The Last Sane Man: Michael Cardew – Modern Pots, Colonialism and the Counterculture
Tanya Harrod
Yale University Press, New Haven and London, 2012
Hardcover, 380 pages. Illustrated.
“When Heaven has some great task in store for a man, it at first exercises his mind with suffering and his sinews and bones with toil. It exposes his body to hunger and subjects him to extreme poverty. It confounds his undertakings. By all these methods it stimulates his mind, hardens his nature and supplies his incompetencies. “
– Michael Cardew’s favorite quote from Confucius’s disciple Mencius
I was eagerly awaiting the arrival of Tanya Harrod’s The Last Sane Man: Michael Cardew – Modern Pots, Colonialism and the Counterculture, when a friend who had received an advance copy showed me the book. He pointed out a line inside the dust jacket that said this was the first biography of Michael Cardew.

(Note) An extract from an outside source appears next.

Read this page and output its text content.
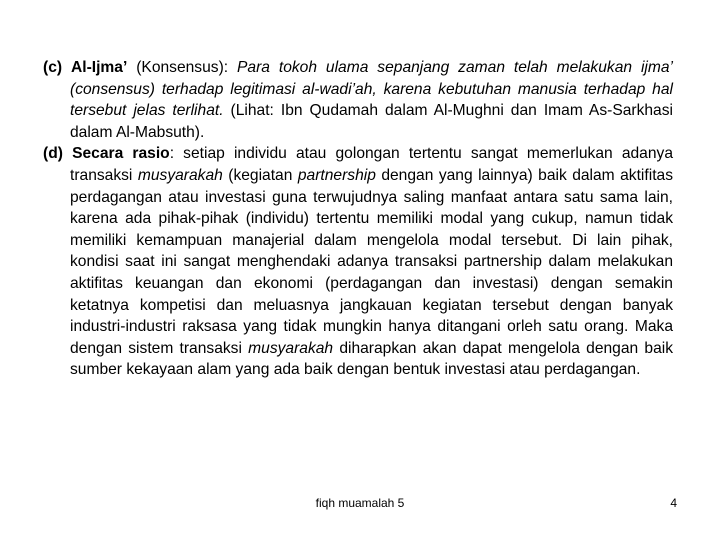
(c) Al-Ijma’ (Konsensus): Para tokoh ulama sepanjang zaman telah melakukan ijma’ (consensus) terhadap legitimasi al-wadi’ah, karena kebutuhan manusia terhadap hal tersebut jelas terlihat. (Lihat: Ibn Qudamah dalam Al-Mughni dan Imam As-Sarkhasi dalam Al-Mabsuth).

(d) Secara rasio: setiap individu atau golongan tertentu sangat memerlukan adanya transaksi musyarakah (kegiatan partnership dengan yang lainnya) baik dalam aktifitas perdagangan atau investasi guna terwujudnya saling manfaat antara satu sama lain, karena ada pihak-pihak (individu) tertentu memiliki modal yang cukup, namun tidak memiliki kemampuan manajerial dalam mengelola modal tersebut. Di lain pihak, kondisi saat ini sangat menghendaki adanya transaksi partnership dalam melakukan aktifitas keuangan dan ekonomi (perdagangan dan investasi) dengan semakin ketatnya kompetisi dan meluasnya jangkauan kegiatan tersebut dengan banyak industri-industri raksasa yang tidak mungkin hanya ditangani orleh satu orang. Maka dengan sistem transaksi musyarakah diharapkan akan dapat mengelola dengan baik sumber kekayaan alam yang ada baik dengan bentuk investasi atau perdagangan.

fiqh muamalah 5	4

He wondered if I was upset having written the first book about this potter, Michael Cardew: An Intimate Account of a Potter Who Has Captured the Spirit of Country Craft (Kodansha 1978). The clumsy title was not mine by the way, my editor at Kodansha took it upon himself to name the book and I was not thrilled. Even Word’s grammar check dislikes it.

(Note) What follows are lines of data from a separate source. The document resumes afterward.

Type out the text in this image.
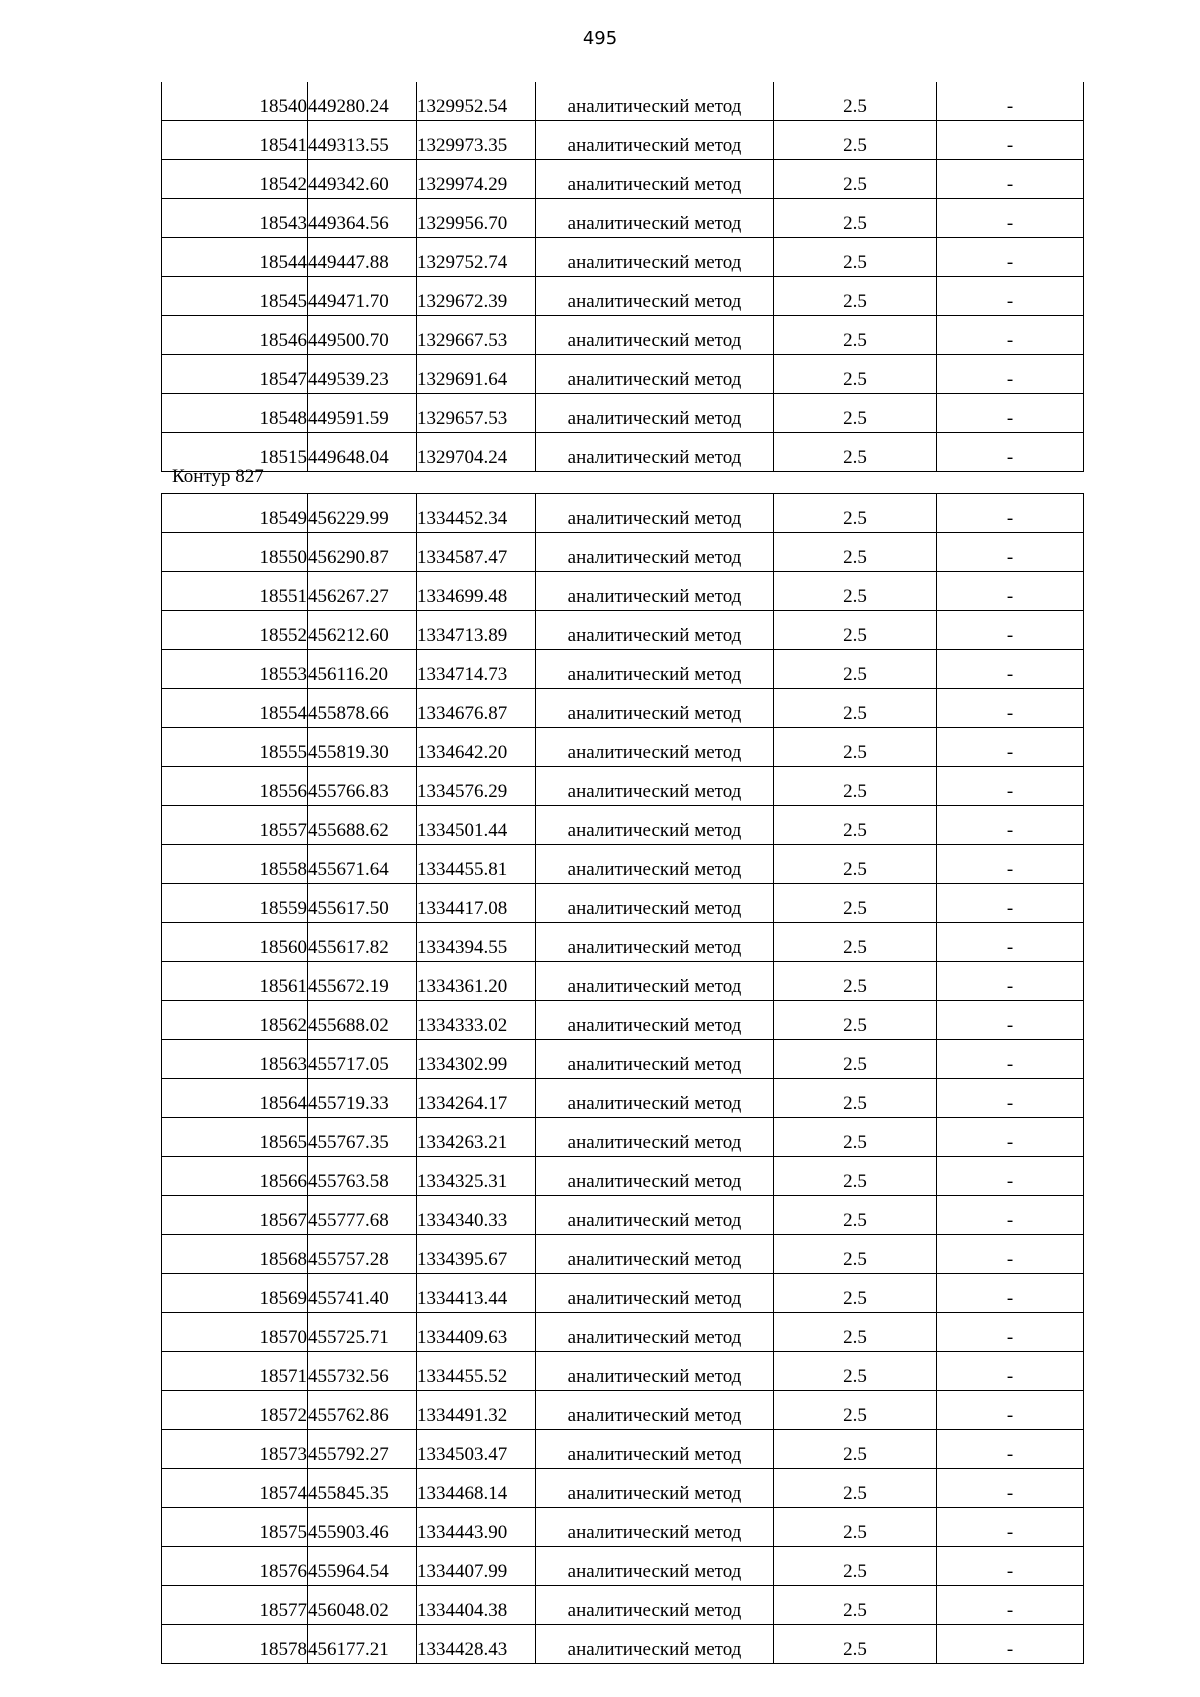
495
18540	449280.24	1329952.54	аналитический метод	2.5	-
18541	449313.55	1329973.35	аналитический метод	2.5	-
18542	449342.60	1329974.29	аналитический метод	2.5	-
18543	449364.56	1329956.70	аналитический метод	2.5	-
18544	449447.88	1329752.74	аналитический метод	2.5	-
18545	449471.70	1329672.39	аналитический метод	2.5	-
18546	449500.70	1329667.53	аналитический метод	2.5	-
18547	449539.23	1329691.64	аналитический метод	2.5	-
18548	449591.59	1329657.53	аналитический метод	2.5	-
18515	449648.04	1329704.24	аналитический метод	2.5	-
Контур 827
18549	456229.99	1334452.34	аналитический метод	2.5	-
18550	456290.87	1334587.47	аналитический метод	2.5	-
18551	456267.27	1334699.48	аналитический метод	2.5	-
18552	456212.60	1334713.89	аналитический метод	2.5	-
18553	456116.20	1334714.73	аналитический метод	2.5	-
18554	455878.66	1334676.87	аналитический метод	2.5	-
18555	455819.30	1334642.20	аналитический метод	2.5	-
18556	455766.83	1334576.29	аналитический метод	2.5	-
18557	455688.62	1334501.44	аналитический метод	2.5	-
18558	455671.64	1334455.81	аналитический метод	2.5	-
18559	455617.50	1334417.08	аналитический метод	2.5	-
18560	455617.82	1334394.55	аналитический метод	2.5	-
18561	455672.19	1334361.20	аналитический метод	2.5	-
18562	455688.02	1334333.02	аналитический метод	2.5	-
18563	455717.05	1334302.99	аналитический метод	2.5	-
18564	455719.33	1334264.17	аналитический метод	2.5	-
18565	455767.35	1334263.21	аналитический метод	2.5	-
18566	455763.58	1334325.31	аналитический метод	2.5	-
18567	455777.68	1334340.33	аналитический метод	2.5	-
18568	455757.28	1334395.67	аналитический метод	2.5	-
18569	455741.40	1334413.44	аналитический метод	2.5	-
18570	455725.71	1334409.63	аналитический метод	2.5	-
18571	455732.56	1334455.52	аналитический метод	2.5	-
18572	455762.86	1334491.32	аналитический метод	2.5	-
18573	455792.27	1334503.47	аналитический метод	2.5	-
18574	455845.35	1334468.14	аналитический метод	2.5	-
18575	455903.46	1334443.90	аналитический метод	2.5	-
18576	455964.54	1334407.99	аналитический метод	2.5	-
18577	456048.02	1334404.38	аналитический метод	2.5	-
18578	456177.21	1334428.43	аналитический метод	2.5	-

Had the blurb said that Sane Man was the first book on Cardew I would have been livid. But the claim is correct. My book was a portrait, biographical in structure but not a biography. In retrospect, I would have entitled it Michael Cardew: A Primer. It did its job as Cardew himself reluctantly admitted a few years after publication. It introduced him to a much wider audience, particularly in the United States.
Harrod’s biography is the real thing, a magisterial achievement, a decade in the making, in an exceedingly difficult literary specialty. The depth of research, the meticulously detailed story of Cardew’s complicated life, fact-by-fact, insight-by-insight, covering 80 years of the 20th century is awe inspiring.

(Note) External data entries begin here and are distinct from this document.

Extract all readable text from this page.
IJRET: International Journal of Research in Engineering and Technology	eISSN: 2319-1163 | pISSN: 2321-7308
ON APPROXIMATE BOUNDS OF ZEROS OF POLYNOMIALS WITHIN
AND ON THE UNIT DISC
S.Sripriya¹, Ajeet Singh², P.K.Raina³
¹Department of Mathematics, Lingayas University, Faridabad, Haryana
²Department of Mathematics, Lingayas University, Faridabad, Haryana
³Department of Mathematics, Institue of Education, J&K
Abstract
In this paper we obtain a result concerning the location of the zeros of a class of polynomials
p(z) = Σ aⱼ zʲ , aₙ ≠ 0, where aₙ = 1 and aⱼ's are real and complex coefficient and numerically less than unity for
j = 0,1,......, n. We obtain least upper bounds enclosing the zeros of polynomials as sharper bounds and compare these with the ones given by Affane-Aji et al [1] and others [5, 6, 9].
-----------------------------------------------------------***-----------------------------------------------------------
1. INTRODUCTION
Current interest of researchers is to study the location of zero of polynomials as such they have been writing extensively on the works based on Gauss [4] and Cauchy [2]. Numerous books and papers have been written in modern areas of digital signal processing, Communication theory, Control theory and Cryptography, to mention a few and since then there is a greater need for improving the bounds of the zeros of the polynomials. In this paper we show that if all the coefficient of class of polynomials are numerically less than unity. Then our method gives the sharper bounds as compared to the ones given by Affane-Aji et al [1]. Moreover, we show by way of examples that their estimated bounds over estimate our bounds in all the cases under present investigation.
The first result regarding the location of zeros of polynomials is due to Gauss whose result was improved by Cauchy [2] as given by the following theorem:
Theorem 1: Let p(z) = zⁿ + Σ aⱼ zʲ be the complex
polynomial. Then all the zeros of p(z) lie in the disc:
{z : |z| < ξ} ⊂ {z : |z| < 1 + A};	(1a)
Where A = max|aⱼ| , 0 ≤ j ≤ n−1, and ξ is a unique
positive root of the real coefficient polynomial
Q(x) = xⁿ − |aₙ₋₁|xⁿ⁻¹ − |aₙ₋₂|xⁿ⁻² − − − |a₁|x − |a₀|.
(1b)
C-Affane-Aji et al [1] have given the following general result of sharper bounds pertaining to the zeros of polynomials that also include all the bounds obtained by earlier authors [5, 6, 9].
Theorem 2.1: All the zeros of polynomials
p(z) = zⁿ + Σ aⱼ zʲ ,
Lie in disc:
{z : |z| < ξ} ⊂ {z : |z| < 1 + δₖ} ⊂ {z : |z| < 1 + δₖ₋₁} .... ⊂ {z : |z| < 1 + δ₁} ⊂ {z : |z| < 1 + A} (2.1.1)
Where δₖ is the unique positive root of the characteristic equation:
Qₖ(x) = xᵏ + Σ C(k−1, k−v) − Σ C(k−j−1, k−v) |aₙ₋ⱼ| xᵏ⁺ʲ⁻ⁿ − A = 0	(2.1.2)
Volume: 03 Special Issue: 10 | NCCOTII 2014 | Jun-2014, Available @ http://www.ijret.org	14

There has never been a biography like this in ceramics. Even the great Josiah Wedgwood, the subject of countless books, has not been accorded such a faithful, insightful and skillful exposition of his life. Maybe Harrod would consider righting this omission. Wedgwood deserves her.
Emmanuel Cooper’s Bernard Leach: Life and Work (Yale, 2003) was a failure as a biography but ended up having value as a compendium of the potter’s journals, which the author followed all too slavishly. However, it did point out the difficulty with biography. It requires a singular subject. Mere achievement (and Leach had oodles of that) does not do it.
Surprisingly, Leach did not have that magic “something.” Unquestionably one of the definitive figures in modern ceramics, he emerges in a long book as a bit dull and tedious, bemoaning constantly that he was a poor husband and father. (Harrod’s book provides a lot of competition from Cardew in that department).
A better biography can be written about Leach but I doubt ever a great one. I do not say this to belittle his considerable achievement. I am talking about the rare pepper in a personality and journey that sparks an excellent biography.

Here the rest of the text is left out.